The trend brings a whole new meaning to payphone, and it’s one that Gerry McQuade, announcing the Orange deal, says is “the beginning of a revolution in how we pay for for things on the high street. It’s a cultural shift that is as important as the launch of the personal credit card or ATMs.”
In Japan and across other Asian countries, however, scores of handset models are used tens of thousands of times each day to pay for millions of pounds worth of transactions.
Yet in the UK and America the market is rather different. As far back as 2007, this newspaper reported on Nokia’s trial with O2 of a mobile wallet that would work with London’s Oyster card system as well as for payments of up to £15. Now Orange are going to offer a similar service, although details on hardware so far are limited. The company says that there are over 40,000 stores ready to accept contactless payments, and that its approach is based on customers’ SIM cards rather than their handsets.
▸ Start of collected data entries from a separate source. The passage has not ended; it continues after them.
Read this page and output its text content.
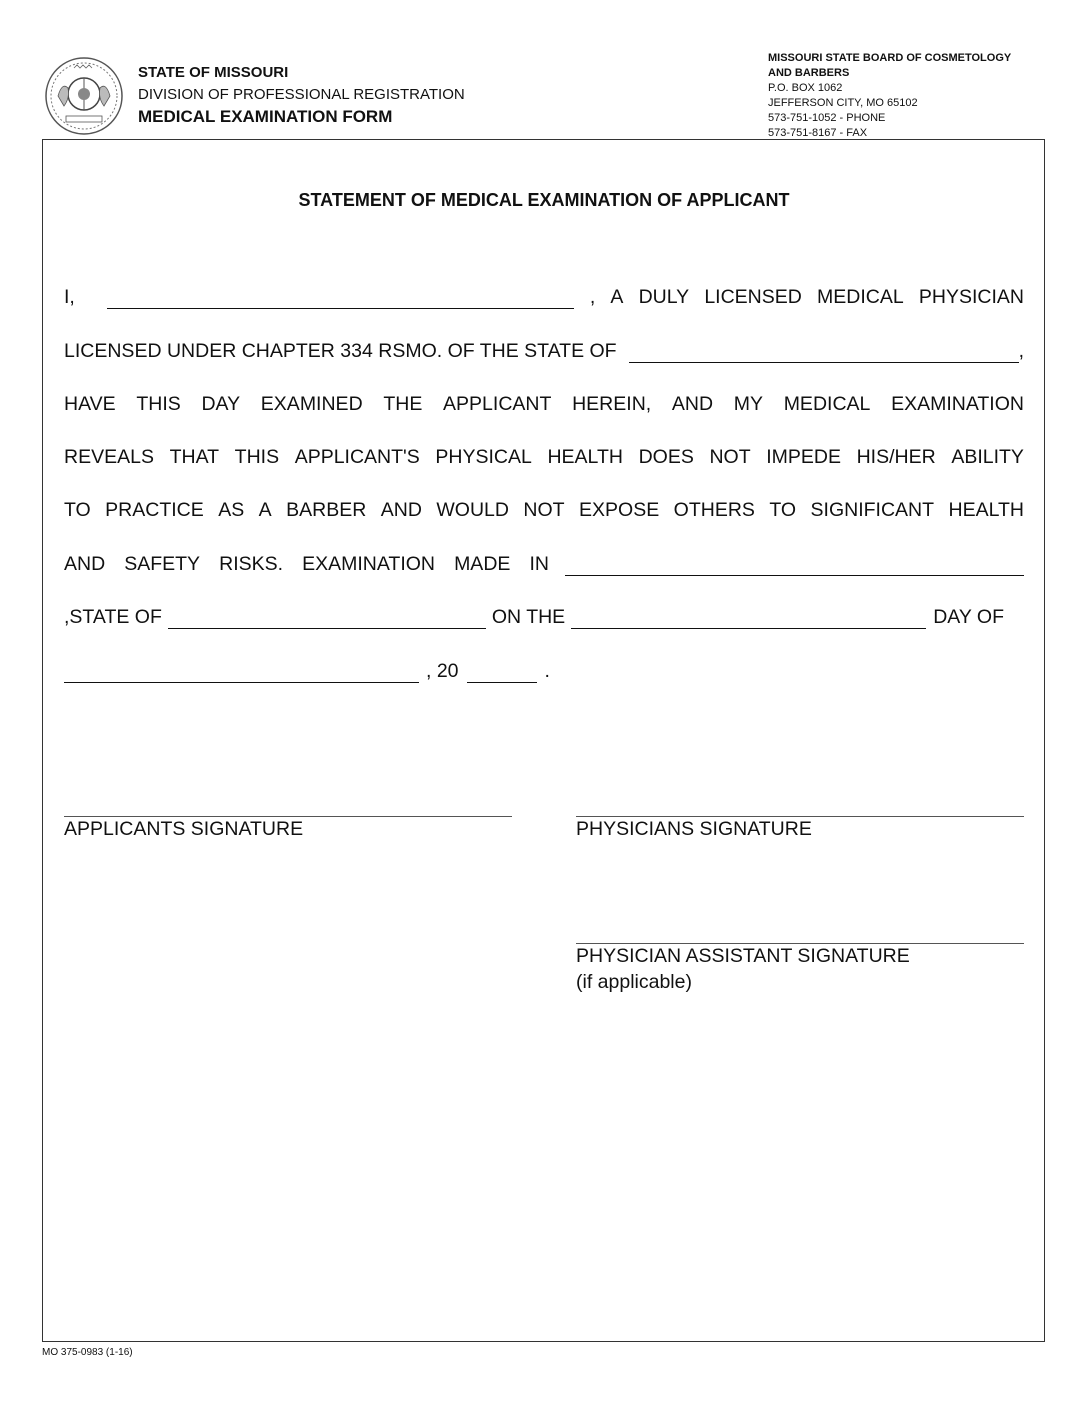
STATE OF MISSOURI
DIVISION OF PROFESSIONAL REGISTRATION
MEDICAL EXAMINATION FORM
MISSOURI STATE BOARD OF COSMETOLOGY
AND BARBERS
P.O. BOX 1062
JEFFERSON CITY, MO 65102
573-751-1052 - PHONE
573-751-8167 - FAX
STATEMENT OF MEDICAL EXAMINATION OF APPLICANT
I,	, A DULY LICENSED MEDICAL PHYSICIAN
LICENSED UNDER CHAPTER 334 RSMO. OF THE STATE OF	,
HAVE THIS DAY EXAMINED THE APPLICANT HEREIN, AND MY MEDICAL EXAMINATION
REVEALS THAT THIS APPLICANT'S PHYSICAL HEALTH DOES NOT IMPEDE HIS/HER ABILITY
TO PRACTICE AS A BARBER AND WOULD NOT EXPOSE OTHERS TO SIGNIFICANT HEALTH
AND SAFETY RISKS. EXAMINATION MADE IN
,STATE OF	ON THE	DAY OF
, 20	.
APPLICANTS SIGNATURE	PHYSICIANS SIGNATURE
PHYSICIAN ASSISTANT SIGNATURE
(if applicable)
MO 375-0983 (1-16)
Ben Wood, head of research at Analysts CCS Insight, says that “Near field communication will become as pervasive as Wi-Fi in mobile devices by 2013 and by the end of 2011 most leading device manufacturers will have implemented NFC capability across much of their device portfolios.” The 2012 Olympics, he adds, will be a crucial first UK test-bed for widespread usage of the technology.
Orange and Barclaycard, meanwhile, claim that their customers will be “the first to be able to use their mobiles to make payments on the high street wherever contactless payments are accepted”. Orange says that it’s part of their “wider strategy to re-define what people use their mobiles for, with mobile payments being the start.”
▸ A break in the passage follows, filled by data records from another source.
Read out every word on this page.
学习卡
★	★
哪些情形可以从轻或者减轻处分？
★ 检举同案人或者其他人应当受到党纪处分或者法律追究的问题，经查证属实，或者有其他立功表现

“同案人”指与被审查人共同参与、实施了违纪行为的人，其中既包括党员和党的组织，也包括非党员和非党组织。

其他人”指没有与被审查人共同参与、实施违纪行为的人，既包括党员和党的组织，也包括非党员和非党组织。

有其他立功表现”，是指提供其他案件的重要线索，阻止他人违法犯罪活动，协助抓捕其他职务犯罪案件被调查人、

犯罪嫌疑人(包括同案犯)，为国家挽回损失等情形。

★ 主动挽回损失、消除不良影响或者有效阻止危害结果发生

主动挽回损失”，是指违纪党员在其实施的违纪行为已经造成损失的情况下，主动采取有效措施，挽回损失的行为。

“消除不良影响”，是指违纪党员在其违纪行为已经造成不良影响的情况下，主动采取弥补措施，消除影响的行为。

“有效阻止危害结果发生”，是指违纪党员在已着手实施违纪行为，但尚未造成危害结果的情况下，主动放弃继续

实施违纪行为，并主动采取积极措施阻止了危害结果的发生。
Indeed, according to Ben Wood, “The key here is that it won’t only be about payment. Deploying NFC tags is as easy as putting a “We take Mastercard” sticker in your shop window. This gives the “owner” and Apple some amazing opportunities. They can push promotions to those people, they can track their movements and see if they are regular customers or they can see which are the most popular venues”.
The privacy problems of such an approach will unsettle many potential users, but done well there are clearly potential benefits for both users and advertisers. It could, for instance, mean the end of the blanket advert that hopes all consumers in a particular clothes shop would like the same fashions, for instance.
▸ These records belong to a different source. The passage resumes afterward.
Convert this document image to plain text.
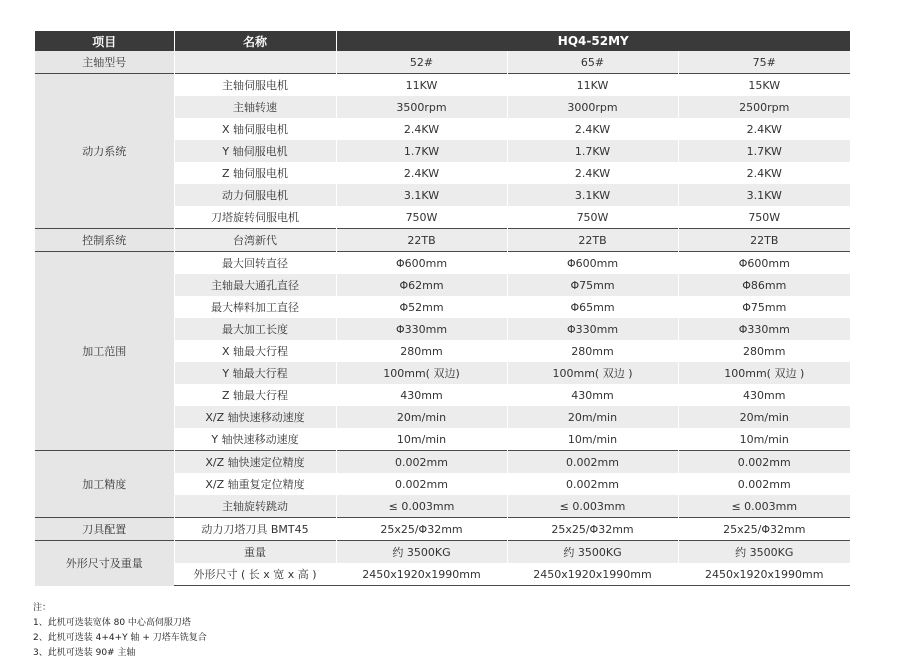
项目	名称	HQ4-52MY		
主轴型号		52#	65#	75#
动力系统	主轴伺服电机	11KW	11KW	15KW
	主轴转速	3500rpm	3000rpm	2500rpm
	X 轴伺服电机	2.4KW	2.4KW	2.4KW
	Y 轴伺服电机	1.7KW	1.7KW	1.7KW
	Z 轴伺服电机	2.4KW	2.4KW	2.4KW
	动力伺服电机	3.1KW	3.1KW	3.1KW
	刀塔旋转伺服电机	750W	750W	750W
控制系统	台湾新代	22TB	22TB	22TB
加工范围	最大回转直径	Φ600mm	Φ600mm	Φ600mm
	主轴最大通孔直径	Φ62mm	Φ75mm	Φ86mm
	最大棒料加工直径	Φ52mm	Φ65mm	Φ75mm
	最大加工长度	Φ330mm	Φ330mm	Φ330mm
	X 轴最大行程	280mm	280mm	280mm
	Y 轴最大行程	100mm( 双边)	100mm( 双边 )	100mm( 双边 )
	Z 轴最大行程	430mm	430mm	430mm
	X/Z 轴快速移动速度	20m/min	20m/min	20m/min
	Y 轴快速移动速度	10m/min	10m/min	10m/min
加工精度	X/Z 轴快速定位精度	0.002mm	0.002mm	0.002mm
	X/Z 轴重复定位精度	0.002mm	0.002mm	0.002mm
	主轴旋转跳动	≤ 0.003mm	≤ 0.003mm	≤ 0.003mm
刀具配置	动力刀塔刀具 BMT45	25x25/Φ32mm	25x25/Φ32mm	25x25/Φ32mm
外形尺寸及重量	重量	约 3500KG	约 3500KG	约 3500KG
	外形尺寸 ( 长 x 宽 x 高 )	2450x1920x1990mm	2450x1920x1990mm	2450x1920x1990mm
注：
1、此机可选装宽体 80 中心高伺服刀塔
2、此机可选装 4+4+Y 轴 + 刀塔车铣复合
3、此机可选装 90# 主轴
David Chan, chief executive of Barclaycard Consumer Europe, is however surely right to suggest that “future generations will find it surprising that early this century we were still carrying separate items to buy goods and to communicate with each other”.
What remains to be seen, however, is whether Apple will corner this market, just as they currently sell 90 per cent of all tablet computers. If the company really can get a small piece of countless transactions, it will make it much more than a technology firm. One thing’s for certain however – it could do with coming up with a better name than ‘near field communications’. iPay, anyone?